Covering trials can be that way. Your world shrinks down to just one room, maybe a hallway and the bathrooms. My schedule becomes whatever the judge says it is. I stand when they say stand, I sit when they say sit and I come back when they say it’s time to start. Throughout the day, my world got even smaller: it shrunk to the witness stand, the pictures, the words on my notepad.
And it’s my job to absorb it all: the way the youngest witness flipped the toy around with his hand because he was so nervous, seeing those who normally have no visible problems with such cases become sad, hearing the change in the voice during the testimony. I bring it all back with me to the newsroom, sort through and try to figure out what you need to know and what you don’t. But it doesn’t really clean off your soul so well when it’s time to go home. So I wander around the city like a zombie looking for dinner, trying not to snap at the clerk and buying more beer at the Cap & Cork. Days like this make me feel very exposed, like I’m somewhere I don’t belong. Weird, huh? (BTW, tonight’s writing juice: Buffalo Trace)

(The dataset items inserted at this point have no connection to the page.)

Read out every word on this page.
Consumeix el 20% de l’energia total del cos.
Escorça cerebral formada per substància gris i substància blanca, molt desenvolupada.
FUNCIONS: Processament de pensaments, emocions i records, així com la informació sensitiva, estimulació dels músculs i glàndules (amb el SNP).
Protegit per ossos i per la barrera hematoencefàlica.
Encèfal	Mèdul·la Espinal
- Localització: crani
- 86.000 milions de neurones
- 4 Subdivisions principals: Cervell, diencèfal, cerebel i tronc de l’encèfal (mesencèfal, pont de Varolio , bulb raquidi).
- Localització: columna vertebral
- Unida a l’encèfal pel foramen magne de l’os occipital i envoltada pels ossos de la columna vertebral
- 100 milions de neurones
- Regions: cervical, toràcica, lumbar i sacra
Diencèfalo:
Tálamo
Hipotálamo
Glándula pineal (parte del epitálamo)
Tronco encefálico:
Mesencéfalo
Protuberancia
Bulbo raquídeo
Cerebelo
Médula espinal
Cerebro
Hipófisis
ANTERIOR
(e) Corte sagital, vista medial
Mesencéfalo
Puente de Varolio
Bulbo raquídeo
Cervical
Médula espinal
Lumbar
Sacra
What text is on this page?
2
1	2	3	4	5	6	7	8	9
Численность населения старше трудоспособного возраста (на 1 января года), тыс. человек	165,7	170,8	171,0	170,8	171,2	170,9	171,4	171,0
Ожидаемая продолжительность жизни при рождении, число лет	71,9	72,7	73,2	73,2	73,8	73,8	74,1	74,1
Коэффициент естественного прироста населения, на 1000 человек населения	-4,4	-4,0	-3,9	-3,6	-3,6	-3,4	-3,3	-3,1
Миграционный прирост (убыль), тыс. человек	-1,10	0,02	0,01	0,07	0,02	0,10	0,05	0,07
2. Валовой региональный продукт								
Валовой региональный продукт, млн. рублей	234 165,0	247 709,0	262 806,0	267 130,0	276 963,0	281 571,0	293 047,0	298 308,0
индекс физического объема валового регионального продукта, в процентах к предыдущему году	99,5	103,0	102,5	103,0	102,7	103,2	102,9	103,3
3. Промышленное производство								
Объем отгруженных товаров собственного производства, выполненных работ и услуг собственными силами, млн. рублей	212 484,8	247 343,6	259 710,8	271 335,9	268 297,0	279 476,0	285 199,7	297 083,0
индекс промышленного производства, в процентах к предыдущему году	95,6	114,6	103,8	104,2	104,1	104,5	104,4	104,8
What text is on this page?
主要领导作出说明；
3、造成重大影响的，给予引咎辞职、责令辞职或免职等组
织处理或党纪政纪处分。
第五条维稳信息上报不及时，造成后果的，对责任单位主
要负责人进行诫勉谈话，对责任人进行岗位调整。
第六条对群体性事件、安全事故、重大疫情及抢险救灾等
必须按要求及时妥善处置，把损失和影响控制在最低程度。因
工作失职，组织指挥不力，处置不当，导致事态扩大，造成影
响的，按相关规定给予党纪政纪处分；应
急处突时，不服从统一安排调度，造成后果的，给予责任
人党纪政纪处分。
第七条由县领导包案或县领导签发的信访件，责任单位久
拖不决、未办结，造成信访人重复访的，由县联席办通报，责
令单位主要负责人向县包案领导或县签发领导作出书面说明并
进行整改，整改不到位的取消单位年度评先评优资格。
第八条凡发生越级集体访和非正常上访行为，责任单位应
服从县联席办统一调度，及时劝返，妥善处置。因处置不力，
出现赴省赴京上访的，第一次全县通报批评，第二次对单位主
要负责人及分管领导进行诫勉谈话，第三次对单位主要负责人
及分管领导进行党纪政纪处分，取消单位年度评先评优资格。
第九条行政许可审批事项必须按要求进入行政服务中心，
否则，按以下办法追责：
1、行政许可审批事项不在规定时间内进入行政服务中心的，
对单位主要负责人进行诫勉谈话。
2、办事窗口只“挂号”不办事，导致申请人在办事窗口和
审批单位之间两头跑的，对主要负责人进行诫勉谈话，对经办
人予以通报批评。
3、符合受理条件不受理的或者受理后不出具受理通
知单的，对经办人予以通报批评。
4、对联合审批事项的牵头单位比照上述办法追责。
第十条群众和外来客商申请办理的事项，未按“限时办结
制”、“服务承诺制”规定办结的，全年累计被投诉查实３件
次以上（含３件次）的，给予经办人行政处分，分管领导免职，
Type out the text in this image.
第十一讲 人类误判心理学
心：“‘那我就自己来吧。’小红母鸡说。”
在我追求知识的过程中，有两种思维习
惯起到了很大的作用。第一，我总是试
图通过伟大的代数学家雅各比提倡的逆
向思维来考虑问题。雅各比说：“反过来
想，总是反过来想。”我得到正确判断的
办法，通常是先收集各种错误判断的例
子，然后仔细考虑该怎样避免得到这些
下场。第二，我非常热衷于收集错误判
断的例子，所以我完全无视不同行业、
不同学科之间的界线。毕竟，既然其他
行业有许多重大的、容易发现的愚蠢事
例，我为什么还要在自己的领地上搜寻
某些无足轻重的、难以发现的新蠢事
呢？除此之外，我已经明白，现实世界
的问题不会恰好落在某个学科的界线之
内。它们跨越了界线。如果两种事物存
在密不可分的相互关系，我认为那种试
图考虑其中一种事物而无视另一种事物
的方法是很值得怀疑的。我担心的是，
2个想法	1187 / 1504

One of the nicest things that happened today was a text from my priest, just to let me know he prayed for me today. It was like this cool little thing, to know that someone had my back spiritually. This particular case is odd in the spiritual category, and is weighing on everyone in that room in that way, I can tell.
It’s dangerous to be out there on your own. At least it is for me. I always want someone to know where I’m at, where I’m going and if I got there — physically, geographically, emotionally and spiritually. I need a priest. I need someone who is willing to take on the responsibility of me, and let me tell you, it’s a special responsibility. I needed a spiritual father, and not just because the physical one wasn’t all that hot.
I don’t trust myself. I know that I wander off too easily. I chase the ball into the weeds of my anger and get lost out there.
Fr. Andrew hears my confessions. He knows where I struggle, where I hurt. He stands there, not between me and Christ, but beside me, with his stole on my head. And he prays.